Rómulo Cortez

Personal information
- Full name: Rómulo Cortez Gonzales
- Date of birth: 1942 (age 83–84)
- Place of birth: Bolivia
- Position: Forward

Senior career*
- Years: Team / Apps / (Gls)
- C.D. Jorge Wilstermann
- Club Always Ready
- Club Unión Maestranza
- Washington Darts

International career
- 1967: Bolivia / 1 / (0)

Managerial career
- Team in the United Arab Emirates
- 1996–1997: Maldives
- 2011–20??: Real Cochabamba Academy (technical director/youth coach)

= Rómulo Cortez =

Bolivian footballer and coach (born 1942)

Rómulo Cortez (born 1942) is a Bolivian former football coach and player. Starting professional football at 17 with C.D. Jorge Wilstermann of the domestic league, he took part in first-ever Copa Libertadores, the premier club tournament for South American countries. He played his only game with Bolivia during the 1967 South American Championship.

Cortez was joint top scorer in the 1968 American Soccer League with 10 goals for the Washington Darts, sharing the honor with teammate Gerry Brown.

==Coaching career==
Plying his trade abroad in Germany and North America (for the Washington Darts), Cortez began to develop an interest in coaching, doing courses in Mexico and Brazil as well as training in Spain, getting a master's degree in sports science in Germany. Later, the former footballer coached a host of clubs, including top teams in the United Arab Emirates where he won individual awards.

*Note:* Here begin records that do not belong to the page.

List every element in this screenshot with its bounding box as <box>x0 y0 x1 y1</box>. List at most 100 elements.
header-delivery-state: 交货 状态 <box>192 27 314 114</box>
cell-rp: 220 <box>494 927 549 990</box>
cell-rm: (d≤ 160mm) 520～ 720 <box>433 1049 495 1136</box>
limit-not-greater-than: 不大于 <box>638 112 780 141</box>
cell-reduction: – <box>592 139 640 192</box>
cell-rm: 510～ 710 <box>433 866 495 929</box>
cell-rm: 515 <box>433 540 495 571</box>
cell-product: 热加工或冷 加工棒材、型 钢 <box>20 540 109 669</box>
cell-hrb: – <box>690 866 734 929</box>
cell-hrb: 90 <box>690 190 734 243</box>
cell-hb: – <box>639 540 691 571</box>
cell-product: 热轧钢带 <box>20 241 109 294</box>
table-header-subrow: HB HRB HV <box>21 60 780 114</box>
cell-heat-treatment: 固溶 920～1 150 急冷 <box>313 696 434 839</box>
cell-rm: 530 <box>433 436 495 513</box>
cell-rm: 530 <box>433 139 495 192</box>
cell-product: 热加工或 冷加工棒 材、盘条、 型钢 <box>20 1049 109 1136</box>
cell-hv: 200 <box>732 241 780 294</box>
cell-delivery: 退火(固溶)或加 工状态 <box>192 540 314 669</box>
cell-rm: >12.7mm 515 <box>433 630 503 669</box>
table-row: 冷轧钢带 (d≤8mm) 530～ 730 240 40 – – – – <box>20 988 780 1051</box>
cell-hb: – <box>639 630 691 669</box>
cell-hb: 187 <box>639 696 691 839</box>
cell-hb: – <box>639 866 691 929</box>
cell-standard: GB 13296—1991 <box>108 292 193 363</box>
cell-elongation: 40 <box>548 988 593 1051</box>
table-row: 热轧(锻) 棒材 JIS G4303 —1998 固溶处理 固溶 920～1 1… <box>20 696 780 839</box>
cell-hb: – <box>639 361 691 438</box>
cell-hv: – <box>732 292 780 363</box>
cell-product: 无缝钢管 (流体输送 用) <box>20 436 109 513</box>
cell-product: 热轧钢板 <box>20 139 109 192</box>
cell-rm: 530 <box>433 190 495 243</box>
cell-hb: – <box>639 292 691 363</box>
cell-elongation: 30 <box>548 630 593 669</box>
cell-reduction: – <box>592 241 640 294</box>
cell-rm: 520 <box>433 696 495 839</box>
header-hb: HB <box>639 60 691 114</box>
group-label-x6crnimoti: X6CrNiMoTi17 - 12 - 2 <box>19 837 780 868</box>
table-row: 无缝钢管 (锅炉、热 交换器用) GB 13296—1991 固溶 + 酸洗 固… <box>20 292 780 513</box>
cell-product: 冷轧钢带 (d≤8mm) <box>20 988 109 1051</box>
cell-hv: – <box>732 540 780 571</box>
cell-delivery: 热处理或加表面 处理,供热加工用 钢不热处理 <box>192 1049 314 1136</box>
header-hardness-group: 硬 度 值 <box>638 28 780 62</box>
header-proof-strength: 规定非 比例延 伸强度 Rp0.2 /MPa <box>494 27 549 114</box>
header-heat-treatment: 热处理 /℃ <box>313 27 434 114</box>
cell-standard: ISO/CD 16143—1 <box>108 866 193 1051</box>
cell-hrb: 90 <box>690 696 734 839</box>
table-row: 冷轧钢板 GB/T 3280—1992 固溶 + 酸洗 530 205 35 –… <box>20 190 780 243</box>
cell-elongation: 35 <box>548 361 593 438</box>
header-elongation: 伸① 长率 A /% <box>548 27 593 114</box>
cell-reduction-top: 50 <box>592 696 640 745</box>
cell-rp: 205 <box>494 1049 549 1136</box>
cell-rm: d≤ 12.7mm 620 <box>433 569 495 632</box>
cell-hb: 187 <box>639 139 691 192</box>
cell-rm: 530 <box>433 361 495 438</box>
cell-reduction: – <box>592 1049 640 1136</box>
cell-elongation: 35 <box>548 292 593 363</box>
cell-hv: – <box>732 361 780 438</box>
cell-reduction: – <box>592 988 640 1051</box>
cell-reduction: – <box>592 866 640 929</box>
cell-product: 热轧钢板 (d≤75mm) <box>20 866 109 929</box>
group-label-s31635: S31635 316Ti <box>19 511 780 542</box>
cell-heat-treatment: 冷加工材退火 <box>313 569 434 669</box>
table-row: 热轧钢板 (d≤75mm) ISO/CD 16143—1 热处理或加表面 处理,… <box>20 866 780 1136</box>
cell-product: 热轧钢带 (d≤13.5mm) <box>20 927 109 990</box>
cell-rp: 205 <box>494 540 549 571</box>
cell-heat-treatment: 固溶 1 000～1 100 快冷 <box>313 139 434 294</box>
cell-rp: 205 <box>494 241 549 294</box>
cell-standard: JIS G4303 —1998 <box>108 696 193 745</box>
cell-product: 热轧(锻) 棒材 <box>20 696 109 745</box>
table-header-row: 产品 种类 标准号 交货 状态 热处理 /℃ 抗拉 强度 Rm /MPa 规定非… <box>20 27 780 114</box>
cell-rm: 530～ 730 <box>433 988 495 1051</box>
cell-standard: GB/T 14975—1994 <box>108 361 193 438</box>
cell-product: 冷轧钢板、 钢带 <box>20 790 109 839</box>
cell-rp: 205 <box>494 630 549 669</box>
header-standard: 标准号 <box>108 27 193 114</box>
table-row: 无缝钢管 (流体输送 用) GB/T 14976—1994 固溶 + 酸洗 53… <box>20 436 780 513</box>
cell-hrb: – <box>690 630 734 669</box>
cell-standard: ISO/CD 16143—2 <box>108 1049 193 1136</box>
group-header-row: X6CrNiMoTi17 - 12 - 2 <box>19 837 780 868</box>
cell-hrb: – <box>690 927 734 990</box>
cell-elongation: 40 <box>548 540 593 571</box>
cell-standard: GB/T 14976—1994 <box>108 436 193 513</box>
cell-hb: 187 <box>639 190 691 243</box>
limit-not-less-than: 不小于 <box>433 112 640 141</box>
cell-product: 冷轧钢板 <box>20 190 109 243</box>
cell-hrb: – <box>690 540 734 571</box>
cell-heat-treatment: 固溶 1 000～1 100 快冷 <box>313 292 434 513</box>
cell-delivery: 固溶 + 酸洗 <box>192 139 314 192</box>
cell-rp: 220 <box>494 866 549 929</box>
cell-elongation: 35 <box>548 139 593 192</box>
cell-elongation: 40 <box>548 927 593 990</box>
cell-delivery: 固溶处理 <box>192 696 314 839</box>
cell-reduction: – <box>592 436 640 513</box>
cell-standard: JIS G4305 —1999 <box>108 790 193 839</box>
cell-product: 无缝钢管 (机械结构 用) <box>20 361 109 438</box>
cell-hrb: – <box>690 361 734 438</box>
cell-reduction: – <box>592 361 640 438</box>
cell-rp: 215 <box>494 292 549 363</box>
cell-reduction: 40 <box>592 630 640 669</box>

Managing the Maldives national team on their 1998 FIFA World Cup qualification campaign, Cortez led his charges to a poor run of results, losing 17–0 to Iran in the first round, 12–0 to Syria twice in the second and fourth rounds, and 9–0 to Iran again in the fifth. Including 3-0 and 6–0 defeats to Kyrgyzstan in the third and sixth rounds, the combined scoreline in their campaign was 59 goals conceded. In response, the Bolivian stated that half his players wanted to quit following the first fixture as they were timorous about possible traducement from their supporters back home and said that the situation was unfair.

Hired by the Real Cochabamba Football Academy board to become their technical director and manage their under-15 and under-17 squads, Cortez also was instructed to use his experience to teach their coaches in 2011.

Expatiating and dilating on the state of Bolivian football, Cortez explained that it requires fundamental knowledge of the game, both technically and tactically but lacks professionals and that 95 percent of coaches are former players.

Back in 2014, the former coach proposed a project for the restructuring of Bolivian football, which included ideas for a unified amateur second division and a creation of a coaching school; he also specified that the Bolivian Football Federation should be the only body responsible for managing the national football team.